Golfer’s Elbow
What Is Golfer’s Elbow?
Golfer’s elbow, medically known as medial epicondylitis, is a condition characterized by pain and inflammation on the inner side of the elbow. It occurs when the tendons that attach the forearm flexor muscles to the medial epicondyle become irritated or undergo degenerative changes due to repetitive stress.
Despite the name, golfer’s elbow does not only affect golfers. It commonly develops in individuals who perform repetitive gripping, wrist flexion, or forearm rotation activities. Over time, microscopic tendon fiber damage may occur, leading to pain, tenderness, and reduced functional strength.
Symptoms can range from mild discomfort during activity to persistent pain that interferes with lifting, gripping, typing, or tool use.
What Are the Causes
Golfer’s elbow develops from repetitive mechanical overload of the flexor-pronator tendon group. Activities that commonly contribute include repetitive wrist flexion, forearm pronation, lifting, throwing, or forceful gripping.
Occupations involving manual labor, carpentry, plumbing, painting, cooking, or prolonged keyboard use may increase risk. Improper sports technique, sudden increases in training intensity, muscle imbalance, or poor ergonomic positioning can also contribute to tendon strain.
With repeated stress, the tendon may undergo collagen breakdown and degenerative change rather than acute inflammation alone. Age-related tendon changes between 30 and 60 years old further increase susceptibility.
Symptoms
Golfer’s elbow typically presents as pain and tenderness on the inner aspect of the elbow. Pain may radiate into the forearm and wrist and is often aggravated by gripping, lifting, wrist flexion, or forearm rotation.
Reduced grip strength is common. Some individuals experience stiffness or discomfort when making a fist. In certain cases, mild ulnar nerve irritation may produce tingling sensations extending into the ring and small fingers.
Symptoms often worsen with repetitive tasks and may become chronic if underlying tendon degeneration progresses.
How Many People Are Affected?
Golfer’s elbow is less common than tennis elbow but still represents a significant portion of elbow-related overuse injuries. It affects both athletes and non-athletes, particularly individuals involved in repetitive occupational or recreational activities.

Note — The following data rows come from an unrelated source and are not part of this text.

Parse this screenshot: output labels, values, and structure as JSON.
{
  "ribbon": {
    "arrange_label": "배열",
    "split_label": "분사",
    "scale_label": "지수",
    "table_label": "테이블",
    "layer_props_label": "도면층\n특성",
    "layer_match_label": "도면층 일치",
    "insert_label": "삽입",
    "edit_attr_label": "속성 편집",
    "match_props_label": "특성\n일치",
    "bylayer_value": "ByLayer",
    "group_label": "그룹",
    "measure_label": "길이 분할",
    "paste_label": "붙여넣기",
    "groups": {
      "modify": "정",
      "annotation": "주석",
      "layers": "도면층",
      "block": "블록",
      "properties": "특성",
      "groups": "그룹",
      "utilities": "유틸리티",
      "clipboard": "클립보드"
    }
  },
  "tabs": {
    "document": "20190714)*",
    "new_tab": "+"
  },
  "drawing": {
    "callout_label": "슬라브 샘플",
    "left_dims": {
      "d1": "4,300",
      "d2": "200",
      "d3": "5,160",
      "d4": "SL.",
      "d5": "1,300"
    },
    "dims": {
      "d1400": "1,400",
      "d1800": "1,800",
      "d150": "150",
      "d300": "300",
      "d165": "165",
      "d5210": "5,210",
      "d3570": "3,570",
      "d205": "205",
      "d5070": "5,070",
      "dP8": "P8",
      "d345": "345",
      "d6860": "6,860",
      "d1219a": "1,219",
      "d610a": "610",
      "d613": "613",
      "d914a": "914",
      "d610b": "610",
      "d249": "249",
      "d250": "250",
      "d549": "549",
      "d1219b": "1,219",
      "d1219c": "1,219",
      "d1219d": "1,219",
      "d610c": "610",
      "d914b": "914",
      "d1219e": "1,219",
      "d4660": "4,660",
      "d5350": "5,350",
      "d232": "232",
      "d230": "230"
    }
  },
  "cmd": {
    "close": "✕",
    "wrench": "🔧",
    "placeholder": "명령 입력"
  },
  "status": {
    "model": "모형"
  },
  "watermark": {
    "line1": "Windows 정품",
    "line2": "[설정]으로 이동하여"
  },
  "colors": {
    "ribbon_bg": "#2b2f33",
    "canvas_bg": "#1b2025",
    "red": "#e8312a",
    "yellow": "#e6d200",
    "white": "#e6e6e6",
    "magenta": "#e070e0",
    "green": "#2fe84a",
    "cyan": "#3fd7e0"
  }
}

Adults between 30 and 60 years of age are most frequently affected. Many cases develop gradually over time rather than from a single traumatic event.
Complications
If left untreated, golfer’s elbow may progress to chronic tendinosis, characterized by structural tendon degeneration and reduced tissue strength. Persistent pain may impair grip strength and daily function.
Compensatory movement patterns may strain the shoulder, wrist, or neck. In severe cases, untreated degeneration can contribute to partial tendon tearing. Early evaluation and appropriate management help reduce long-term functional limitation.
Diagnosis
Diagnosis begins with a detailed clinical evaluation. The physician assesses tenderness over the medial epicondyle, evaluates range of motion, and performs resisted wrist flexion and forearm pronation tests to reproduce symptoms.
At Victory Over Pain, Diagnostic Ultrasound may be incorporated as part of the evaluation process. Ultrasound allows real-time visualization of tendon thickening, fiber irregularity, microtearing, and inflammatory changes. It also assists in guiding regenerative procedures when indicated.
MRI may be considered in complex or refractory cases.
Treatment Options
Treatment depends on symptom duration, tendon integrity, and functional limitation.
Initial management may include activity modification and structured rehabilitation focused on eccentric strengthening and forearm stabilization. However, when tendon degeneration persists, regenerative modalities may be evaluated.
Extracorporeal Shockwave Therapy (ESWT) may be considered in chronic medial tendon irritation. Shockwave therapy delivers mechanical stimulation that may promote collagen remodeling and improve microcirculation within degenerative tendon tissue.
Platelet-Rich Plasma (PRP) therapy may be evaluated in chronic tendinopathy. PRP involves concentrating the patient’s own platelets and injecting them under ultrasound guidance to support biologic repair and collagen synthesis.
In select cases involving advanced tendon degeneration or partial tearing, MSC-derived exosome therapy or stem cell therapy may be considered. These biologic approaches focus on cellular signaling support and modulation of the tissue repair environment.
Low-Level Light Therapy (LLLT) may also be incorporated as a non-invasive adjunct to support cellular energy production, reduce inflammatory signaling, and enhance tissue recovery in soft tissue–related elbow conditions.
Surgical intervention is rarely required and is typically reserved for cases that fail comprehensive conservative and regenerative management.
Important Considerations Before Treatment
Not all medial elbow pain requires advanced regenerative intervention. Accurate diagnosis is essential to determine whether symptoms arise from tendon degeneration, ligament involvement, nerve irritation, or joint pathology.
A comprehensive physician evaluation is required to determine candidacy for regenerative therapies and to establish realistic expectations.